MacCabe also explored and surveyed the Port Curtis district around what is now Gladstone in Queensland, at the request of Sir Thomas Mitchell. This survey took a total of 27 months from June 1853.

== Later life ==
MacCabe died at his residence, "Eltham," Merrigang Street, Bowral, New South Wales on Sunday morning 27 June 1897, following an illness of three years' duration. For the last nine months of his life, he resided in Bowral. He was buried in Corrimal Cemetery at Illawarra on Monday 28 June 1897.

== Legacy ==
MacCabe Corner is the point at which the borders of the states of South Australia, Victoria and New South Wales meet, and was named after Francis MacCabe.

On Sunday 22 June 2003 a memorial cairn to Francis MacCabe was unveiled in Friend Park in Gladstone by the Mayor of Gladstone Peter Corones.

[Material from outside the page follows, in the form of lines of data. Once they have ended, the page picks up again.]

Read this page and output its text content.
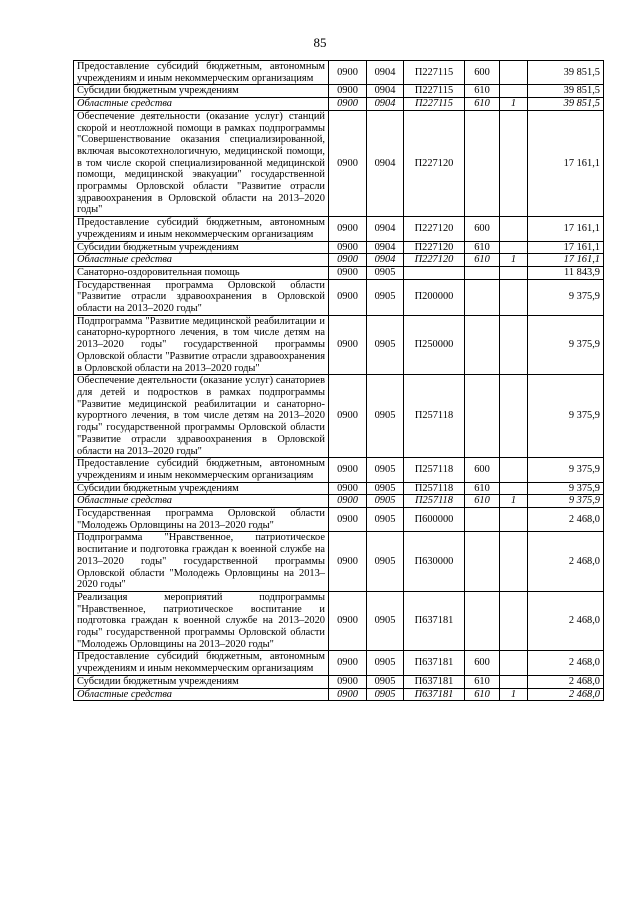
85
Предоставление субсидий бюджетным, автономным учреждениям и иным некоммерческим организациям	0900	0904	П227115	600		39 851,5
Субсидии бюджетным учреждениям	0900	0904	П227115	610		39 851,5
Областные средства	0900	0904	П227115	610	1	39 851,5
Обеспечение деятельности (оказание услуг) станций скорой и неотложной помощи в рамках подпрограммы "Совершенствование оказания специализированной, включая высокотехнологичную, медицинской помощи, в том числе скорой специализированной медицинской помощи, медицинской эвакуации" государственной программы Орловской области "Развитие отрасли здравоохранения в Орловской области на 2013–2020 годы"	0900	0904	П227120			17 161,1
Предоставление субсидий бюджетным, автономным учреждениям и иным некоммерческим организациям	0900	0904	П227120	600		17 161,1
Субсидии бюджетным учреждениям	0900	0904	П227120	610		17 161,1
Областные средства	0900	0904	П227120	610	1	17 161,1
Санаторно-оздоровительная помощь	0900	0905				11 843,9
Государственная программа Орловской области "Развитие отрасли здравоохранения в Орловской области на 2013–2020 годы"	0900	0905	П200000			9 375,9
Подпрограмма "Развитие медицинской реабилитации и санаторно-курортного лечения, в том числе детям на 2013–2020 годы" государственной программы Орловской области "Развитие отрасли здравоохранения в Орловской области на 2013–2020 годы"	0900	0905	П250000			9 375,9
Обеспечение деятельности (оказание услуг) санаториев для детей и подростков в рамках подпрограммы "Развитие медицинской реабилитации и санаторно-курортного лечения, в том числе детям на 2013–2020 годы" государственной программы Орловской области "Развитие отрасли здравоохранения в Орловской области на 2013–2020 годы"	0900	0905	П257118			9 375,9
Предоставление субсидий бюджетным, автономным учреждениям и иным некоммерческим организациям	0900	0905	П257118	600		9 375,9
Субсидии бюджетным учреждениям	0900	0905	П257118	610		9 375,9
Областные средства	0900	0905	П257118	610	1	9 375,9
Государственная программа Орловской области "Молодежь Орловщины на 2013–2020 годы"	0900	0905	П600000			2 468,0
Подпрограмма "Нравственное, патриотическое воспитание и подготовка граждан к военной службе на 2013–2020 годы" государственной программы Орловской области "Молодежь Орловщины на 2013–2020 годы"	0900	0905	П630000			2 468,0
Реализация мероприятий подпрограммы "Нравственное, патриотическое воспитание и подготовка граждан к военной службе на 2013–2020 годы" государственной программы Орловской области "Молодежь Орловщины на 2013–2020 годы"	0900	0905	П637181			2 468,0
Предоставление субсидий бюджетным, автономным учреждениям и иным некоммерческим организациям	0900	0905	П637181	600		2 468,0
Субсидии бюджетным учреждениям	0900	0905	П637181	610		2 468,0
Областные средства	0900	0905	П637181	610	1	2 468,0
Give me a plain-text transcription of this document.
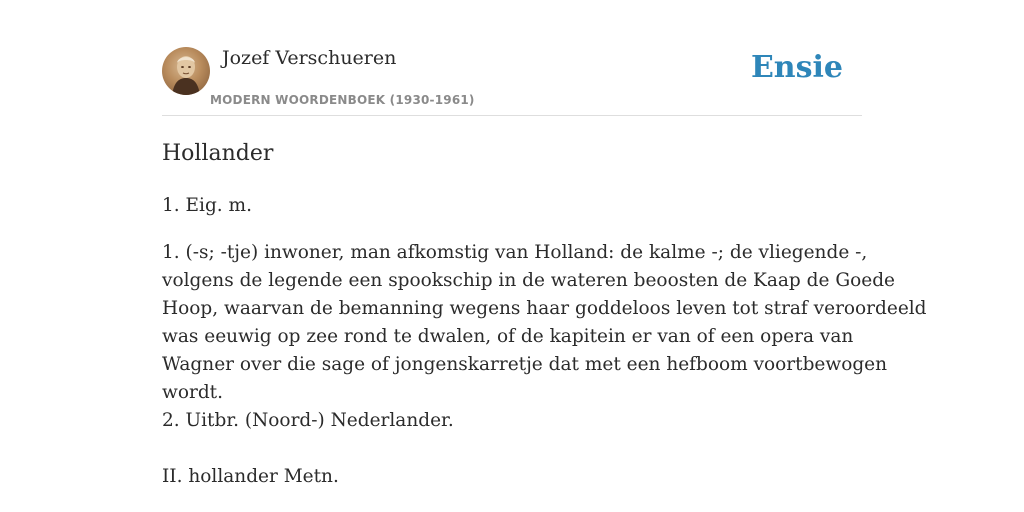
Jozef Verschueren
MODERN WOORDENBOEK (1930-1961)
Ensie
Hollander

1. Eig. m.

1. (-s; -tje) inwoner, man afkomstig van Holland: de kalme -; de vliegende -,
volgens de legende een spookschip in de wateren beoosten de Kaap de Goede
Hoop, waarvan de bemanning wegens haar goddeloos leven tot straf veroordeeld
was eeuwig op zee rond te dwalen, of de kapitein er van of een opera van
Wagner over die sage of jongenskarretje dat met een hefboom voortbewogen
wordt.
2. Uitbr. (Noord-) Nederlander.

II. hollander Metn.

As part of the Q150 celebrations in Queensland in 2009, the Surveying and Spatial Sciences Institute placed a Q150 survey marker at the Calliope River Historical Village to commemorate MacCabe and his surveys of Gladstone and surrounding areas.

The Wollongong suburb of Russell Vale arose from the subdivision of his Russell Vale estate; the house itself was demolished in 1966.